We developed a software framework called SeqHBase to help quickly identify disease genes from family-based sequencing studies. SeqHBase is based on Apache Hadoop and HBase infrastructure, which works through distributed and parallel manner over multiple data nodes. Its input includes coverage information of 3 billion sites, over 3 million variant calls and their associated functional annotations for each person. With 20 data nodes, SeqHBase took about 5 seconds for analyzing whole-exome sequencing data for a family quartet and 1 minute for analyzing whole-genome sequencing data for a 10-member family. For more details, see https://jmg.bmj.com/content/52/4/282.long.
Many new biomedical research articles are published every day, accumulating rich information, such as genetic variants, genes, diseases, and treatments. Rapid yet accurate text mining on large-scale scientific literature can discover novel knowledge to better understand human diseases and to improve the quality of disease diagnosis, prevention, and treatment. We designed and developed an efficient text mining framework called SparkText on a Big Data infrastructure, which is composed of Apache Spark data streaming and machine learning methods, combined with a Cassandra NoSQL database. To demonstrate its performance for classifying cancer types, we extracted information (e.g., breast, prostate, and lung cancers) from tens of thousands of articles downloaded from PubMed, and then employed Naïve Bayes, Support Vector Machine (SVM), and Logistic Regression to build prediction models to mine the articles. The accuracy of predicting a cancer type by SVM using the 29,437 full-text articles was 93.81%. While competing text-mining tools took more than 11 hours, SparkText mined the dataset in approximately 6 minutes. This study demonstrates the potential for mining large-scale scientific articles on a Big Data infrastructure, with real-time update from new articles published daily. SparkText can be extended to other areas of biomedical research. For more details, see https://journals.plos.org/plosone/article?id=10.1371/journal.pone.0162721.

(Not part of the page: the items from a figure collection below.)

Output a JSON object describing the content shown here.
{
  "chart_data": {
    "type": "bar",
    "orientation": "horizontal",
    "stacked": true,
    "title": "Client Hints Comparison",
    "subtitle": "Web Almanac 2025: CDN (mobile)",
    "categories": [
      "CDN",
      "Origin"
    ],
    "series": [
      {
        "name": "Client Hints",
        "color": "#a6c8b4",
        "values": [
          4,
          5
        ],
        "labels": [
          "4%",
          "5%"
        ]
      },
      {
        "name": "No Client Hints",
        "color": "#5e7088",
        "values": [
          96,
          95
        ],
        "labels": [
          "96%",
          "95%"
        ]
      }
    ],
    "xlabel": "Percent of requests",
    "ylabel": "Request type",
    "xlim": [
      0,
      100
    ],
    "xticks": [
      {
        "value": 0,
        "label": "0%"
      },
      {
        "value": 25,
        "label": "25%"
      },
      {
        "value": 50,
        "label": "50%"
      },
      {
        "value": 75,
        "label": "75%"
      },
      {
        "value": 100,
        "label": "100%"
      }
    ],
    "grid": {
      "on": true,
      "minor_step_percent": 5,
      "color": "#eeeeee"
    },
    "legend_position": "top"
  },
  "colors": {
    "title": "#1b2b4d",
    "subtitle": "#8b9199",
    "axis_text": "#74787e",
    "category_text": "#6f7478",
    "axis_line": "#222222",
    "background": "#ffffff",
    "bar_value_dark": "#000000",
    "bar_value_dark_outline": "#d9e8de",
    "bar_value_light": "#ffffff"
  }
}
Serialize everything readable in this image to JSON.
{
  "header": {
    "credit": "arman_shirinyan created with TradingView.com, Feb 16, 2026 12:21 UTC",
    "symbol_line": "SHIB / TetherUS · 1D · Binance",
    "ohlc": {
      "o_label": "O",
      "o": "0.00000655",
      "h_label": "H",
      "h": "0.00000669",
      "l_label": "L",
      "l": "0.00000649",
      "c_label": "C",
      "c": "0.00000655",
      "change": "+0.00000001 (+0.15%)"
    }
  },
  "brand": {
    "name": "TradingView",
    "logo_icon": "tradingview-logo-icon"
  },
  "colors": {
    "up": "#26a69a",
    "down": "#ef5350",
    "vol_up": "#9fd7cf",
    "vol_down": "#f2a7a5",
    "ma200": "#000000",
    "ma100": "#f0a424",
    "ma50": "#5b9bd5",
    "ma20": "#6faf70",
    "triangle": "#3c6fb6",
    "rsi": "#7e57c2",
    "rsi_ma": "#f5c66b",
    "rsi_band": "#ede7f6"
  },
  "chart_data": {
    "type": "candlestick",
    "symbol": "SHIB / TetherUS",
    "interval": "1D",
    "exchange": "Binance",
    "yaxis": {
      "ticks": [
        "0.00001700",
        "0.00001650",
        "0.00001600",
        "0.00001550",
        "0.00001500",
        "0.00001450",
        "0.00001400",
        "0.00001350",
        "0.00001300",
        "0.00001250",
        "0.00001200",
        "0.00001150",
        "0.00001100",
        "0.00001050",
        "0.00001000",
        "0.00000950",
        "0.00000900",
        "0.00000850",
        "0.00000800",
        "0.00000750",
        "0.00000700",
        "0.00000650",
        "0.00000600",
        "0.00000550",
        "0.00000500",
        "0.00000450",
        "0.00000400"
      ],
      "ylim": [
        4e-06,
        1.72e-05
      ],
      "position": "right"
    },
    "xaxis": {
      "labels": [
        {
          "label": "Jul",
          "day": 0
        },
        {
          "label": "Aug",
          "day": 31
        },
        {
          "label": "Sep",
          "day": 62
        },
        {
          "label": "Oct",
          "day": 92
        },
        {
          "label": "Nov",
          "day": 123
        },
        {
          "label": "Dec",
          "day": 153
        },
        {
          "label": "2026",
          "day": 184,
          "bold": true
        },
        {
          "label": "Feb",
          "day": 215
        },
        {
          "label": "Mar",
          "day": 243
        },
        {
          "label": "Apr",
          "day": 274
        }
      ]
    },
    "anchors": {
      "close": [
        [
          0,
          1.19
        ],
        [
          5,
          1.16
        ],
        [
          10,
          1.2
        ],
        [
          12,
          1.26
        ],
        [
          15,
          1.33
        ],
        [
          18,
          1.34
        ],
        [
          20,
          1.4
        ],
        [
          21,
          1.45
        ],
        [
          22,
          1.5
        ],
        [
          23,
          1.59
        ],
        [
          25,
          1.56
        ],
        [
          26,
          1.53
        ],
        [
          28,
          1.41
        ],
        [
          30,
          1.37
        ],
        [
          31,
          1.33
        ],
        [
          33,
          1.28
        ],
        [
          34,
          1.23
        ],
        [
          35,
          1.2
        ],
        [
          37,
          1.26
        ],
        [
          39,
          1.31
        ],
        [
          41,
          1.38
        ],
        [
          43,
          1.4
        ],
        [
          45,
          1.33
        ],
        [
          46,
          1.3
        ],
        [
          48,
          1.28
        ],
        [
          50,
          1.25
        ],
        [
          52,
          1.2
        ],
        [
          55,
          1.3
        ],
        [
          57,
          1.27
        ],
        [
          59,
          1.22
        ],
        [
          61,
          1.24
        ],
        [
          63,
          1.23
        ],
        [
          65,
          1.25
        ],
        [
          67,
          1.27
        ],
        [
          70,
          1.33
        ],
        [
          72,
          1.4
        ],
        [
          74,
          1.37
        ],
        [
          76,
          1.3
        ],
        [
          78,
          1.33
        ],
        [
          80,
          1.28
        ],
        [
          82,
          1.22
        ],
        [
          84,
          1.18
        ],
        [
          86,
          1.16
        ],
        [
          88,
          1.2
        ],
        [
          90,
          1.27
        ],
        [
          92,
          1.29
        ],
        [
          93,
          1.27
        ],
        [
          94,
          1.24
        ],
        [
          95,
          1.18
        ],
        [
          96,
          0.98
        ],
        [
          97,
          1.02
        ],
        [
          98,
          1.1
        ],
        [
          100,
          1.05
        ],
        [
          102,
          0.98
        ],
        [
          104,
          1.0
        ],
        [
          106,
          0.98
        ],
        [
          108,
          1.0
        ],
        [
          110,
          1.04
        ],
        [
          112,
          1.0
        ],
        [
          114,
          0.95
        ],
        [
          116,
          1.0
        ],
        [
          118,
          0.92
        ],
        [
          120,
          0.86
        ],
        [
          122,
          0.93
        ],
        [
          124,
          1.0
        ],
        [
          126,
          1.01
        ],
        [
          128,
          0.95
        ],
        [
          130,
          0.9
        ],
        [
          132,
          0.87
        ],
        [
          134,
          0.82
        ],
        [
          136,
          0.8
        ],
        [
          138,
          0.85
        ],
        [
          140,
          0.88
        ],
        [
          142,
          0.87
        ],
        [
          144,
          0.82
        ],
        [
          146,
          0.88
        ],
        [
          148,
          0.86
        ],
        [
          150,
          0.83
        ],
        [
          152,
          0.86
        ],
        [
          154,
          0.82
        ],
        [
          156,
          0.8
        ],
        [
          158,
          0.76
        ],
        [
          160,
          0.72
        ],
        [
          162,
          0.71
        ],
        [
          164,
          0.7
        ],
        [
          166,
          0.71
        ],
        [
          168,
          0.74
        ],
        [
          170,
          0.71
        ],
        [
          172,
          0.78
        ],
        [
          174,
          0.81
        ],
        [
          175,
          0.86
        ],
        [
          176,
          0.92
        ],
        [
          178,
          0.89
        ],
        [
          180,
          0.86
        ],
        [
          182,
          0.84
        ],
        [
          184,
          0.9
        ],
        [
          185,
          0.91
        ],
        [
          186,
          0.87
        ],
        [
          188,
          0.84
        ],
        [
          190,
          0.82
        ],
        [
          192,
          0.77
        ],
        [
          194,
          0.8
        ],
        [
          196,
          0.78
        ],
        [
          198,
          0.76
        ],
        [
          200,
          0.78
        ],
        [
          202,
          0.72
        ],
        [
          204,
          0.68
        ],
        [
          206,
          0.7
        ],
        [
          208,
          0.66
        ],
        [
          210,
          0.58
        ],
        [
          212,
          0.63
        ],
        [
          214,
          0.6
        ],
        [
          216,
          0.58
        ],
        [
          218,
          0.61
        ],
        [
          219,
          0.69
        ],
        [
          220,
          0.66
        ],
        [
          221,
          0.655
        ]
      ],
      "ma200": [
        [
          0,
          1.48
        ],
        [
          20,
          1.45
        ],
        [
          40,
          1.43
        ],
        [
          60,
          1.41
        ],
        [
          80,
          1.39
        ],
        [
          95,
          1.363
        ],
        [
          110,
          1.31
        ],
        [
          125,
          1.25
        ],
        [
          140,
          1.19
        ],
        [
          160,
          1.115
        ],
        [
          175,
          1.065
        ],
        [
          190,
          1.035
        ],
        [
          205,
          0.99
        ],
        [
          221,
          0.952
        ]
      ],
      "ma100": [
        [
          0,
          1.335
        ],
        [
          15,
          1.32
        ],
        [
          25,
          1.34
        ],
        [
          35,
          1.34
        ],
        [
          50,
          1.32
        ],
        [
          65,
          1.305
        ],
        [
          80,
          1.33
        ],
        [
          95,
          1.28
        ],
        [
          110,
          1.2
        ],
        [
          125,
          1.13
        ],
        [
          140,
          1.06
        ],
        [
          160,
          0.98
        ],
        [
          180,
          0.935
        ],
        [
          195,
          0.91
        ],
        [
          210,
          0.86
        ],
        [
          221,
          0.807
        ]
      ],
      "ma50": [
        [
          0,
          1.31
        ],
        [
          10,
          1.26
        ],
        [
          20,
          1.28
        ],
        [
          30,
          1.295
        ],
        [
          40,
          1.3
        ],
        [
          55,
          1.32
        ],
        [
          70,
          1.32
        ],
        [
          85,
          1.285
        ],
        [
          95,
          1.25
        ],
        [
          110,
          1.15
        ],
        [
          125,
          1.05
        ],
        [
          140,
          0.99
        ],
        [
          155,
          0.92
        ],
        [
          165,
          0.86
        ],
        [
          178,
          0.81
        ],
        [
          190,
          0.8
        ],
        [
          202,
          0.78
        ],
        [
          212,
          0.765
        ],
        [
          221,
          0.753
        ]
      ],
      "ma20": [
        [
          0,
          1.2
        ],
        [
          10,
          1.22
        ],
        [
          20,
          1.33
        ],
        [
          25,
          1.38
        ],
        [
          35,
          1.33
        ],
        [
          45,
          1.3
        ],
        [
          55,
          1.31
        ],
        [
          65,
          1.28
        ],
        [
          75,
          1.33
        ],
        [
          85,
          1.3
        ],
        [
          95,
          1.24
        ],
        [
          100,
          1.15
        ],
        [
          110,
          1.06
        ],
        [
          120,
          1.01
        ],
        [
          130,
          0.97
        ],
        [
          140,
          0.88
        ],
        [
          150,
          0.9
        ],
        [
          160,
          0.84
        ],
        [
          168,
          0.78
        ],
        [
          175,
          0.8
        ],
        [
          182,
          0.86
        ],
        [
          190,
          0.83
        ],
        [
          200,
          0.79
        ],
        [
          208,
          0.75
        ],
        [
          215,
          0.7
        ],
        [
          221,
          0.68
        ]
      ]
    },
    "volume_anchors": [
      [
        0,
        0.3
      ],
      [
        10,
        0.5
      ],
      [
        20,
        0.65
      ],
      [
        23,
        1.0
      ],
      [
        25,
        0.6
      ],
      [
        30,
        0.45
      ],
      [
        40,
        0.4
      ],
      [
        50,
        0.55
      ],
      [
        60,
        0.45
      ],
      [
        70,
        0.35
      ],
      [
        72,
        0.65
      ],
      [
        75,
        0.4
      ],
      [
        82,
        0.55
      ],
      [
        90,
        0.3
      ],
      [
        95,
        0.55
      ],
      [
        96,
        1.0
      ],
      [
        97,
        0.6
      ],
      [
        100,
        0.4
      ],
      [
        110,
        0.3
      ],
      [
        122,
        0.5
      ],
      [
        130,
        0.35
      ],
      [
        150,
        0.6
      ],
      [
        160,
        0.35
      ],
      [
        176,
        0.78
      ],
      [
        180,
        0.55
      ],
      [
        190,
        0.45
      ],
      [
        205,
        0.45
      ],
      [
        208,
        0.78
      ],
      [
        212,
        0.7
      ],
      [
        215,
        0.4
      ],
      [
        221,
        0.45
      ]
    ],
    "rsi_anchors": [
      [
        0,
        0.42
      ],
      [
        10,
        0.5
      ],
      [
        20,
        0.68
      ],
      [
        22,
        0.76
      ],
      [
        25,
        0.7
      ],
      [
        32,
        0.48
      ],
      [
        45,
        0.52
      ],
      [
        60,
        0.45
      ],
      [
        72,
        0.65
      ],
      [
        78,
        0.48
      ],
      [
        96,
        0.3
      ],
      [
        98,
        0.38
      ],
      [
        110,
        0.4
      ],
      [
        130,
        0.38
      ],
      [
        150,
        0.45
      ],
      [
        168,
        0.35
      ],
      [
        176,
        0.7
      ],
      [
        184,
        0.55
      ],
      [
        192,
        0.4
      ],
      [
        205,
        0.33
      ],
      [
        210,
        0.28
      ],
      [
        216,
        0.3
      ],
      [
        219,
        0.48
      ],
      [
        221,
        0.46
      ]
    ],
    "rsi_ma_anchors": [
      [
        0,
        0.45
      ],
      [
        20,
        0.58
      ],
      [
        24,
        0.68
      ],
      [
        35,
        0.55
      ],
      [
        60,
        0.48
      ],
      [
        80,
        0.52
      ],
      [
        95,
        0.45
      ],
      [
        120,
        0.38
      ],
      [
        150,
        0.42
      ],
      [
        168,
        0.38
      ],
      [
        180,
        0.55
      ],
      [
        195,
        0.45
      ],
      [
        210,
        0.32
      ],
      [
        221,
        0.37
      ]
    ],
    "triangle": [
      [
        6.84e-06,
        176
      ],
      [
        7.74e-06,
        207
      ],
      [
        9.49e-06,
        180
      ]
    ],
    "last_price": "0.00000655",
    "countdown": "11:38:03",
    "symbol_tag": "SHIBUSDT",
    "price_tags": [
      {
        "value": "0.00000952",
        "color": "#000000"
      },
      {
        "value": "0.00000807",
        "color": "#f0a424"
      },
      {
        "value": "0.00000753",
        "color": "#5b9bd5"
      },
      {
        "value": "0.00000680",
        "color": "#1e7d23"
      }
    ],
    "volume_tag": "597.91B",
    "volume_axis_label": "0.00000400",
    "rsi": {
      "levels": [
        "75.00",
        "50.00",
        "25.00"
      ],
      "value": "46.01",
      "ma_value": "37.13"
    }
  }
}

Clinicians enter a patient history, including a description of the patient’s physical traits—their phenotype—into the electronic health record (EHR), using natural language. The EHR-Phenolyzer extracts phenotypic information from the EHR and translates it into standardized terms. The EHR-Phenolyzer then searches for genes known to be associated with that phenotype and generates a list of under 1000 genes, one of which has a high probability of underlying the patient’s condition. Use of phenotypic information improves the quality of genetic data found. Using natural language processing to probe EHRs automates the process and builds further efficiency and speed to genetic diagnoses. For more details, see https://www.cell.com/ajhg/fulltext/S0002-9297(18)30171-X.
The combination of these software tools enabled fast, accurate and reliable whole-genome/exome sequencing data analysis on personal genomes.